Pourquoi nous soumettons nos chauffe-eau de salle de bains à des conditions extrêmes Les salles de bains sont en réalité des véritables chambres de torture pour les équipements électroniques. Imaginez : une minute, il fait glacial ; l’instant d’après, la pièce est remplie de vapeur. Ce changement constant entre air humide et chaleur intense fait que les matériaux se dilatent et se contractent sans cesse.
Nous ne nous contentons pas d’espérer que nos chauffe-eau résistent. Nous essayons d’abord de les soumettre à des tests en laboratoire.
La lutte contre l’humidité Le problème, c’est que la vapeur d’eau est très insidieuse. Elle trouve les moindres fissures dans le boîtier du chauffe-eau et s’y infiltre. Une fois qu’elle atteint les fils électriques ou les joints de la lampe infrarouge, les choses deviennent graves. On parle alors d’oxydation, de courts-circuits… Des problèmes que l’on ne veut absolument pas avoir dans une pièce pleine d’eau.
Pour éviter cela, nous soumettons chaque lot de produits à des conditions de haute humidité. Nous augmentons la température et l’humidité pendant des centaines d’heures.
Nous cherchons les petits défauts. Un petit peu de rouille sur une connexion peut sembler insignifiant, mais cela crée une résistance. Cette résistance se transforme en point chaud, qui finit par brûler les fils électriques. Nous préférons découvrir cela en laboratoire plutôt que de voir cela se produire chez vous.
Gérer la chaleur Les lampes infrarouges à ondes courtes deviennent incroyablement chaudes. Lorsque cette chaleur intense touche une surface humide, elle crée un effet de vapeur localisé. Cela exerce une pression considérable sur les joints en verre de quartz.
Si ces joints ne sont pas parfaits, l’humidité pénètre dans le gaz halogène. La lampe peut alors exploser ou noircir en quelques semaines. C’est frustrant, et c’est aussi du gaspillage d’argent.
Nos tests de vieillissement simulent des années de stress en seulement quelques semaines. Nous poussons l’équipement jusqu’à ce qu’il cède, afin de savoir exactement où se situe son point de rupture.
Le compromis Il y a bien sûr un compromis.

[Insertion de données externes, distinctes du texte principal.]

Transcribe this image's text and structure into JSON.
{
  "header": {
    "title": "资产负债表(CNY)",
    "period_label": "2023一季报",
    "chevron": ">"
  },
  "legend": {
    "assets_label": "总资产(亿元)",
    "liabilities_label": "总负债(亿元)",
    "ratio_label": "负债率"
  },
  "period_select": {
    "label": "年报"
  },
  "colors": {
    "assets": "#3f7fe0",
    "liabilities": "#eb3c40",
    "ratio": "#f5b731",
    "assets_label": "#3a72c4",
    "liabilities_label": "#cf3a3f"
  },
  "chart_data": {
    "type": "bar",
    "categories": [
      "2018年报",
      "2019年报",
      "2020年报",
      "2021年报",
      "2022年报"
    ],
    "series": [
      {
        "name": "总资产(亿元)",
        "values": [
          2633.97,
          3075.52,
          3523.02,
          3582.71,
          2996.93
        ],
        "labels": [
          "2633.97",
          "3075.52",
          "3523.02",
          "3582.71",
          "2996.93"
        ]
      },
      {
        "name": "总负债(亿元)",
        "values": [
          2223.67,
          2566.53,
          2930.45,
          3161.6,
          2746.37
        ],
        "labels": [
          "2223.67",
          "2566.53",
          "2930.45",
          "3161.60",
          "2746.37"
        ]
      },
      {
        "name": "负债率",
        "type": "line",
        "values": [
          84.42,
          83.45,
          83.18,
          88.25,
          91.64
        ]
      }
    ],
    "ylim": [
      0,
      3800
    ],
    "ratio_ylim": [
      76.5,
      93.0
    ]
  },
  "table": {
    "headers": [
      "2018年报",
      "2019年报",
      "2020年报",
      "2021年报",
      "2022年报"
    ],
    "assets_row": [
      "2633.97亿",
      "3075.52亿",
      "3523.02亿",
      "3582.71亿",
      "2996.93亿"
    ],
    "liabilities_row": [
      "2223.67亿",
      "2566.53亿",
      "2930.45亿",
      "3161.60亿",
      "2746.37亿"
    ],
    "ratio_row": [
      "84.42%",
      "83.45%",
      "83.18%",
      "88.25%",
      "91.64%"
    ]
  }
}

Pour obtenir une étanchéité efficace, l’appareil ne peut pas être trop fin. Les enveloppes de protection doivent être un peu plus épaisses, ce qui signifie que le chauffe-eau mettra quelques secondes de plus pour atteindre sa vitesse maximale.
C’est un choix à faire. Soit on opte pour un appareil fin et élégant, mais qui risque de tomber en panne après un seul hiver difficile, soit on choisit un appareil avec une étanchéité fiable, qui durera vraiment. Pour nous, le choix est simple : la sécurité et la fiabilité dans une zone humide sont les seules choses qui comptent vraiment.